The first contestant on yesterday's Popmaster on the Ken Bruce show. On the what year were these 3 songs.... the last song was Cliff Richard's Millennium Prayer, he guessed 1985!!
philvantwo wrote:The first contestant on yesterday's Popmaster on the Ken Bruce show. On the what year were these 3 songs.... the last song was Cliff Richard's Millennium Prayer, he guessed 1985!!
Years ago l heard the quiz question, 'Captain James Cook made three expeditions around the world - on which one was he killed?' The respondent's answer 'The second'.
philvantwo wrote:The first contestant on yesterday's Popmaster on the Ken Bruce show. On the what year were these 3 songs.... the last song was Cliff Richard's Millennium Prayer, he guessed 1985!!
The latest in the Trump Saga is the Kraken Conspiracy
The Kraken is a gigantic sea monster from Scandinavian folklore that rises up from the ocean to devour its enemies.

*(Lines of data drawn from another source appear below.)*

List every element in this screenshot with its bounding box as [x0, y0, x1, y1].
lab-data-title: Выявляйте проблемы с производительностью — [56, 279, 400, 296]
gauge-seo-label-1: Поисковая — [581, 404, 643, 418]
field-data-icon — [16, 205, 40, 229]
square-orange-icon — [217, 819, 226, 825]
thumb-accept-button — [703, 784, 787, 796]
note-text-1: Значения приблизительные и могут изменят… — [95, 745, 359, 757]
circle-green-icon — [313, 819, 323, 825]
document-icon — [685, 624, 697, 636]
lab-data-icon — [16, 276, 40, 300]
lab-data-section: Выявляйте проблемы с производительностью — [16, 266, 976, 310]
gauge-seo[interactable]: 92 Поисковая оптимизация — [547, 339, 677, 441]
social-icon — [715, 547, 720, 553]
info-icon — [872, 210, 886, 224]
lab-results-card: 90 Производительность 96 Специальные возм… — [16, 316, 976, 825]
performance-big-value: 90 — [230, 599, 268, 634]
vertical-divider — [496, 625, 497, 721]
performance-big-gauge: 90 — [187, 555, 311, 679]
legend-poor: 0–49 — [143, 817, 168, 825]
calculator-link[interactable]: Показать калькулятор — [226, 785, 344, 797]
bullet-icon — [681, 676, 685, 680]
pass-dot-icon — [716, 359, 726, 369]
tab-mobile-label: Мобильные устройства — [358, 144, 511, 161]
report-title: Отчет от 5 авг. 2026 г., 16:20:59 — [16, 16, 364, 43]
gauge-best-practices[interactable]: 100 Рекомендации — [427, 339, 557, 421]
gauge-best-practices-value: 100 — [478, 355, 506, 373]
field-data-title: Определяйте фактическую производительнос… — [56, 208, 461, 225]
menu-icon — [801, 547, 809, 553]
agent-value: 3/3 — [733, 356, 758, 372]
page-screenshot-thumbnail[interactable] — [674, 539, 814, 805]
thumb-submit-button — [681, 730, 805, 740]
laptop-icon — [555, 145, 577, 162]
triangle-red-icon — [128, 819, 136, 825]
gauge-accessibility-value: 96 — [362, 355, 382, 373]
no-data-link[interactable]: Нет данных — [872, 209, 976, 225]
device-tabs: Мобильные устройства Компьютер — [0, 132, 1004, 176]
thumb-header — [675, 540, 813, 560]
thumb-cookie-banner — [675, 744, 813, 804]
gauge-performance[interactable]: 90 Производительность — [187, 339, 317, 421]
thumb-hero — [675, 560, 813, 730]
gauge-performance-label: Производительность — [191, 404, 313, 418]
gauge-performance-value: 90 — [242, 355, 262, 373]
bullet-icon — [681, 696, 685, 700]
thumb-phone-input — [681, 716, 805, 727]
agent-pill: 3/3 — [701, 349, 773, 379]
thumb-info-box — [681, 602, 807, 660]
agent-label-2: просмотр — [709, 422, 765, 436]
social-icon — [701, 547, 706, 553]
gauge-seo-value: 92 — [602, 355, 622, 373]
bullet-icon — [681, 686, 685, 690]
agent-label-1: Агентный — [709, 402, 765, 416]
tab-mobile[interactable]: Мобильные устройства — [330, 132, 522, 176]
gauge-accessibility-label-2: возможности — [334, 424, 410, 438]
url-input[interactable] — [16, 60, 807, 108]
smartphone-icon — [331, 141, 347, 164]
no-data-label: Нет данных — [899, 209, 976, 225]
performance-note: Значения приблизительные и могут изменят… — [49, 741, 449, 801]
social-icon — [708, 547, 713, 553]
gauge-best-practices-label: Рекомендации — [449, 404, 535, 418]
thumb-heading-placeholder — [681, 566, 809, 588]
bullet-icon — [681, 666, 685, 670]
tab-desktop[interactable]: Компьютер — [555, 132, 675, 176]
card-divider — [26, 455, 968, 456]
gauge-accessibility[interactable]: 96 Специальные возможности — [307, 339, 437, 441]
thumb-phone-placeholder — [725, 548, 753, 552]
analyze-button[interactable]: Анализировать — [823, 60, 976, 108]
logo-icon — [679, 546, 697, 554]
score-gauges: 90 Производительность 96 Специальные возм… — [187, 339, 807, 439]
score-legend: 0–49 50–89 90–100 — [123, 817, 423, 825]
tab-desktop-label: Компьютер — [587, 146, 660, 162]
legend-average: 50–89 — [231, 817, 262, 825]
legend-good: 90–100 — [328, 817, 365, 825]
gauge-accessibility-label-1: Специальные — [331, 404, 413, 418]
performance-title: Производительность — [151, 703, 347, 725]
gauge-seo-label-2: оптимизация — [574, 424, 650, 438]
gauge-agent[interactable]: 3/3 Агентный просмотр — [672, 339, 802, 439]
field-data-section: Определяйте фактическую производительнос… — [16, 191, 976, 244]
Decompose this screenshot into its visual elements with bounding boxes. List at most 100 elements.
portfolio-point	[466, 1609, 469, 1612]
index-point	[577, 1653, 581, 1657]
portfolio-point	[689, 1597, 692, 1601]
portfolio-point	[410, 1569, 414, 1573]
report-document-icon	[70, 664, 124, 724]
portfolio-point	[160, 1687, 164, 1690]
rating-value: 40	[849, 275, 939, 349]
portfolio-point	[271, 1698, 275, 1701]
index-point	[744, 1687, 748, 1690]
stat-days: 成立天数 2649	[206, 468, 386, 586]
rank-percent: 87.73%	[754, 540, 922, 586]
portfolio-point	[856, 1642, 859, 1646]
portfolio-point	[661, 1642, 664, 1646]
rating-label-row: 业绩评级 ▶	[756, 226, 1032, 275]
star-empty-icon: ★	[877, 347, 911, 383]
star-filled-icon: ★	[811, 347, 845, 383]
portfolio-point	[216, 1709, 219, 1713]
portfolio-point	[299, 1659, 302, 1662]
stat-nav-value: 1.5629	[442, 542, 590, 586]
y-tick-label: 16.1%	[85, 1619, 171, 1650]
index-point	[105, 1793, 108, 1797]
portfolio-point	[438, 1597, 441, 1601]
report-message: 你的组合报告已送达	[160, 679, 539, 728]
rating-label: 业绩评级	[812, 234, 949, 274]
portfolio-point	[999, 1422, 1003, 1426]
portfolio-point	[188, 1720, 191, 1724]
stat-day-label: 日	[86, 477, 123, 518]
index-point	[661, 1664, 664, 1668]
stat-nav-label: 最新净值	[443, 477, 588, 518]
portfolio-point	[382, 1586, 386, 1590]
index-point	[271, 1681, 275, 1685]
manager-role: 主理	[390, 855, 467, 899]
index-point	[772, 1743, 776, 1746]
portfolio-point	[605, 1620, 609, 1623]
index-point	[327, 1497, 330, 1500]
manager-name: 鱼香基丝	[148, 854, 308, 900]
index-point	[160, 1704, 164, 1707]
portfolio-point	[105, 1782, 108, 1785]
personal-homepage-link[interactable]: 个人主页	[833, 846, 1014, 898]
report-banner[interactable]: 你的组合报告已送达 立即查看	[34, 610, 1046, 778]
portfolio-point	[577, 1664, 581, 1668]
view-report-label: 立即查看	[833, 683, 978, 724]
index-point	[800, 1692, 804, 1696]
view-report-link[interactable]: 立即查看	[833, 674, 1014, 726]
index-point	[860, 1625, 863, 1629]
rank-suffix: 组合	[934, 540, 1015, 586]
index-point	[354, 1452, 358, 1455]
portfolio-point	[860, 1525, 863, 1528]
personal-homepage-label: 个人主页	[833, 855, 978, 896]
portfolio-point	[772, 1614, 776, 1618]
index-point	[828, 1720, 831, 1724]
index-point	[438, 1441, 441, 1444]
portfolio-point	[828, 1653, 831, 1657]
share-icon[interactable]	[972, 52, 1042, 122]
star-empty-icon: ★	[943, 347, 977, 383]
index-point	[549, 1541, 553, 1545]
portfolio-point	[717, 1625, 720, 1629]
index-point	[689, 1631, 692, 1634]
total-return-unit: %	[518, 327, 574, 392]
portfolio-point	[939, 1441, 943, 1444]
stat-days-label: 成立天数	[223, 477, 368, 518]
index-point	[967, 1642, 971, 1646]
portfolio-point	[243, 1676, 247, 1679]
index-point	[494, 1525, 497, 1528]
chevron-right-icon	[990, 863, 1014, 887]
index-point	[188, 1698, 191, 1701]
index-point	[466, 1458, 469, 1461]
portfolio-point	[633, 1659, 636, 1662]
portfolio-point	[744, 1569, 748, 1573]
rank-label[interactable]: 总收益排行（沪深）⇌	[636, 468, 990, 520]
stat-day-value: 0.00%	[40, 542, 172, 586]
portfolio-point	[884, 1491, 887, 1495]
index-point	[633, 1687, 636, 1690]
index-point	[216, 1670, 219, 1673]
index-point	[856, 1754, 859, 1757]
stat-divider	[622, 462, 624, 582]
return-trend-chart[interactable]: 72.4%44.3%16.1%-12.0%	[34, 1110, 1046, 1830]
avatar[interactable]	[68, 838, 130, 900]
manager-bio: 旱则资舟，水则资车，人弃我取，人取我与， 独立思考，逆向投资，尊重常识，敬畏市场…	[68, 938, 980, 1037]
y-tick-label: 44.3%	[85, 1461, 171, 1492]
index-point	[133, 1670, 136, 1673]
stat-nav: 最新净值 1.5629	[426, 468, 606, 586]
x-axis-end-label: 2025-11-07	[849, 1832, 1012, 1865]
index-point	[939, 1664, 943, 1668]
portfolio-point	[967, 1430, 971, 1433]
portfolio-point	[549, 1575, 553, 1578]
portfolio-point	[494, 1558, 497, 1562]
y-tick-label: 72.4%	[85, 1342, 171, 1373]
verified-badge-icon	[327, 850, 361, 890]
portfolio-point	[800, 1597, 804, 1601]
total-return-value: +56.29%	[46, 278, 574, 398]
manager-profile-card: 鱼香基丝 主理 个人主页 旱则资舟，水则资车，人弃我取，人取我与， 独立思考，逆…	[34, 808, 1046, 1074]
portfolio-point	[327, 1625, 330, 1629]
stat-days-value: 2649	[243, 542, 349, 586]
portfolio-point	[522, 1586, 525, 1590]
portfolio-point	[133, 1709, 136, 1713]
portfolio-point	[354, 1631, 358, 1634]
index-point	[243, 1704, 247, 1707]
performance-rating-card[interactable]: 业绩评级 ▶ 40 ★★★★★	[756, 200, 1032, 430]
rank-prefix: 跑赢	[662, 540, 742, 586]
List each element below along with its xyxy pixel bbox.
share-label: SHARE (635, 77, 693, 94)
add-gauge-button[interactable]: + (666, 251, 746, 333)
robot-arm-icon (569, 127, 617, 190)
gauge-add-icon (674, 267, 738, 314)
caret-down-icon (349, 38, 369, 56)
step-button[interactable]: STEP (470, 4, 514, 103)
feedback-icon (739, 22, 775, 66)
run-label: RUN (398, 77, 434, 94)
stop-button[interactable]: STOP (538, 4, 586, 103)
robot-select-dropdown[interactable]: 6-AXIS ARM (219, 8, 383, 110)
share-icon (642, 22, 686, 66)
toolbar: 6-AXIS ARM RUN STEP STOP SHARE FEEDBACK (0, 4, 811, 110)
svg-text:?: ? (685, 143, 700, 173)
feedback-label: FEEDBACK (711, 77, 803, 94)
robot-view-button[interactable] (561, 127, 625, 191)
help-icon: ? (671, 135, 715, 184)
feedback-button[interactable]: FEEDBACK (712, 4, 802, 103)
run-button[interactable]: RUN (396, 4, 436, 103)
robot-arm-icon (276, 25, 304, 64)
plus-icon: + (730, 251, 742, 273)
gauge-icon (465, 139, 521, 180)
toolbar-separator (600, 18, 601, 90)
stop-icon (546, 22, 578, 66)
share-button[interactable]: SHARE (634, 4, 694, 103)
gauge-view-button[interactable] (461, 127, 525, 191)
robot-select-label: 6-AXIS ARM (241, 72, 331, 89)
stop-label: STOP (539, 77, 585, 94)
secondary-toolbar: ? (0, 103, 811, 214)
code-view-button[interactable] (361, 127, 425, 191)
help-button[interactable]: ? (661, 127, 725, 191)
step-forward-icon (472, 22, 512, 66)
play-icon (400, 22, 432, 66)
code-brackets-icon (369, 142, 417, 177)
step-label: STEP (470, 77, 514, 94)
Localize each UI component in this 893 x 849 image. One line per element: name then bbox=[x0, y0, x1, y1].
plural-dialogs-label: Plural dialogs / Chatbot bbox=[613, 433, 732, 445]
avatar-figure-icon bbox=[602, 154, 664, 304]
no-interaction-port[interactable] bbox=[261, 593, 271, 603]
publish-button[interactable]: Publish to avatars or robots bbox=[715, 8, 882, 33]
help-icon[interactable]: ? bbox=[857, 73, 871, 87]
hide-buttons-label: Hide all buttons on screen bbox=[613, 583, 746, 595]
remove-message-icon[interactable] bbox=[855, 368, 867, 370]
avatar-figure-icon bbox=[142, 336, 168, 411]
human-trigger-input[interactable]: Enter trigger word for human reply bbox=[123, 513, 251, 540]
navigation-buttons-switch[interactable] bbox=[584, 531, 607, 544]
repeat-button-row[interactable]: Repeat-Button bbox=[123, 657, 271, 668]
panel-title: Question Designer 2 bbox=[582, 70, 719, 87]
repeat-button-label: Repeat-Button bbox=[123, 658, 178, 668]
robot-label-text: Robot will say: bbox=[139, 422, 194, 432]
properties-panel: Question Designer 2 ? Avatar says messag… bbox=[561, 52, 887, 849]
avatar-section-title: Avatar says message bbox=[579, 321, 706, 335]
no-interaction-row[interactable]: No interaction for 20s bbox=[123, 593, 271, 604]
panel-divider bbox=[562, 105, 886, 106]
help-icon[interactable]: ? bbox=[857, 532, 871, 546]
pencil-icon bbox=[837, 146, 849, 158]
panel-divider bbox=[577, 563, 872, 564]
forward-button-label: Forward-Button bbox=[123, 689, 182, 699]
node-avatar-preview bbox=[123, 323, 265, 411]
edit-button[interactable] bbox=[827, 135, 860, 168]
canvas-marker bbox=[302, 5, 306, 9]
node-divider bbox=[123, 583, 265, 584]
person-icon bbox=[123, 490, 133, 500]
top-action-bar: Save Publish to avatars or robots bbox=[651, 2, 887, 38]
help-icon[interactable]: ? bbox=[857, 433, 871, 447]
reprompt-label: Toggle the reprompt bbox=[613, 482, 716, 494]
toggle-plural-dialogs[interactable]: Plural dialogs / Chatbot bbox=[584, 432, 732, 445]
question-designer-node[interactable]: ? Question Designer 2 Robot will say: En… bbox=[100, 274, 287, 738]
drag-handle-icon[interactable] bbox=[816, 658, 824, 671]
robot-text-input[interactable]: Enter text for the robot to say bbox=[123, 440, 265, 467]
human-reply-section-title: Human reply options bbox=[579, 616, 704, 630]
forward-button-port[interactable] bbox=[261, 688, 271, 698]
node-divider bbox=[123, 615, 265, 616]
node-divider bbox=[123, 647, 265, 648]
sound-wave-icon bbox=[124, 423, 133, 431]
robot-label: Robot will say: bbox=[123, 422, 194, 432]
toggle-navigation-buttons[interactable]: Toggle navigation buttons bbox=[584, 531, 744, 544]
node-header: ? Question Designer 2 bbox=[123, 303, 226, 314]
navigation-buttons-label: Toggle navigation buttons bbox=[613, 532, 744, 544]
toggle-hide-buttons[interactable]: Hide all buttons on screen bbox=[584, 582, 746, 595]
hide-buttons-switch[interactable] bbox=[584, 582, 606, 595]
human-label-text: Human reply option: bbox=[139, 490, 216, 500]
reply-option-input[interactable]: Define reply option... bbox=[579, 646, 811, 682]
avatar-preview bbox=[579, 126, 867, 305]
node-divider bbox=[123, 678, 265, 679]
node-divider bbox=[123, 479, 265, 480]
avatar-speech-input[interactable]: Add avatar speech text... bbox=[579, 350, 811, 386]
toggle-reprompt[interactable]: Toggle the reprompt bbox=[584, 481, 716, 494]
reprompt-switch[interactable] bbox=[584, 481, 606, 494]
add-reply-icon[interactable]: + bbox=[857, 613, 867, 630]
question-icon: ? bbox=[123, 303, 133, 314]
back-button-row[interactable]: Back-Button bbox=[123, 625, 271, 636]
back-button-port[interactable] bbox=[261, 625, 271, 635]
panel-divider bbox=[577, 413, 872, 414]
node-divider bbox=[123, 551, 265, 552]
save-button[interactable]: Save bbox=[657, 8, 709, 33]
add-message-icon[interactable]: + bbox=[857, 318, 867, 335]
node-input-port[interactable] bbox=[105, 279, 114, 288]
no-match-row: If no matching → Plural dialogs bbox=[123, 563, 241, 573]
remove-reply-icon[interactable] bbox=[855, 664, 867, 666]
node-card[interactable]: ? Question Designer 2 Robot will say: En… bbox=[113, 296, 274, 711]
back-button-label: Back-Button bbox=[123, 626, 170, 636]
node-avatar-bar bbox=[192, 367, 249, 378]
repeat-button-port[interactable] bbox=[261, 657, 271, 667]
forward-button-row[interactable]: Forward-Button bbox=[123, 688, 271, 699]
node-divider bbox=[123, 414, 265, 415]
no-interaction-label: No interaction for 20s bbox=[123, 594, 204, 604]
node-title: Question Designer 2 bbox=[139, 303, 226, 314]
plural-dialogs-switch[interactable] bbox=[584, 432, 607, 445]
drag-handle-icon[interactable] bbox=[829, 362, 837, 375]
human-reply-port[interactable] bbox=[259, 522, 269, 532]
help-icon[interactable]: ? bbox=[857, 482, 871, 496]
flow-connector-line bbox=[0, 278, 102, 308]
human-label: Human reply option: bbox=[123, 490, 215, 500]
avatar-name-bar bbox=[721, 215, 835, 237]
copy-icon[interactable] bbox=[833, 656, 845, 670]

It's also become an internet meme representing a sprawling, unsubstantiated set of claims that purport to outline the case for widespread fraud in the US presidential election.
Pro-Trump groups including QAnon conspiracy theorists have amplified the idea under the hashtag #ReleaseTheKraken, and it's being widely shared by those supporting the legal campaign to challenge the election results.
Just been to page 5 in the latest addition of the Cycling UK rag and it appears the the newly appointed CEO takes her bike to a shop to fix punctures. Got to be one for private eye.
Just remember, when you’re over the hill, you begin to pick up speed.